A brief history of Sinhala Unicode

Since then, Sri Lanka became the very first country to introduce a localized domain such as .lk in both Sinhala and Tamil scripts. To that extent, the LK Domain registry became the very first organization worldwide to release domain names in non-roman scripts.

With regard to the generic Top-level domains, Harsha is confident that the work will be completed by July. Following that, anyone can check if the top level domain they’re looking for is available or not. Harsha emphasized that Sinhala and Tamil localized scripts for generic Top-level domains will be very useful for those in villages in the north and in up country areas.

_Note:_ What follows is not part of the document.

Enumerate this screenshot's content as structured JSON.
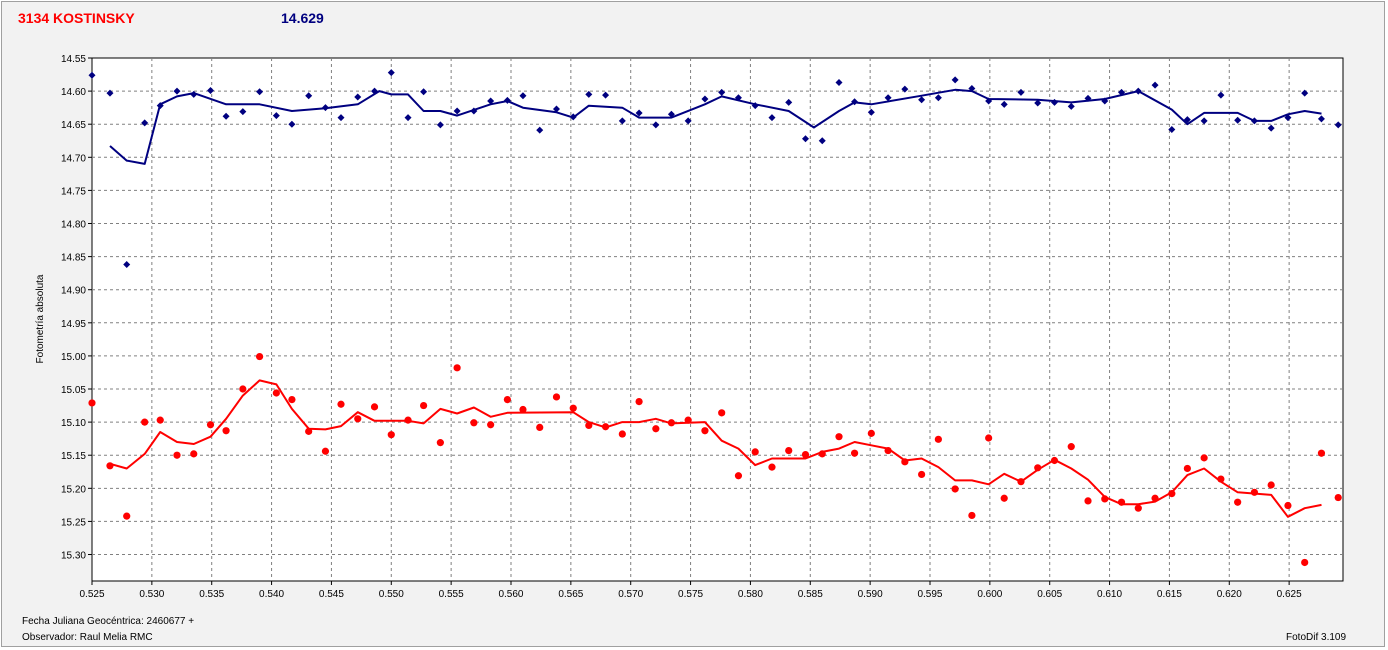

How viable is this, really?

While the concept here sounds interesting, it does raise a few questions. First off, while it would be pretty cool to type a web address in Sinhala or Tamil instead of English, how many people are actually fluent in typing in Sinhala or Tamil? While there are numerous keyboards available in the market that have the Sinhala characters inscribed on them, finding the proper script would be another challenge.

Trilingual Keyboards exist but are a bit of a challenge to get used to
Image Credits: MyDeal.lk

In addition, even though the domains would be made available, the people in these villages would also need laptops or PCs to access the content. Depending on how rural the area is, they may even lack internet access or electricity as well, so a localized domain would be of no use to them.

A problem with international domain names is that it takes too much effort. For example, the Japanese language might require the user to type more characters to get to the same website. Similarly, the Sinhalese language too might have multiple characters to get the same website. This essentially puts a limit to people that only speak Sinhala and Tamil fluently.

Security is a concern too

Then there’s also the issue of security in terms of a security domain hijack. For example, the same web address in English might lead to a different website in phonetically converted to Sinhala. A hacker could also change the letters in the web address to lure unsuspecting visitors and steal their information.

By simply changing a character in a web address, you could be a victim of a phishing attack
Image Credits: Practice Velocity

Overall though, the fact that we could finally get localized top-level domains is an appealing concept. Let’s just hope that it can be launched and carried out successfully.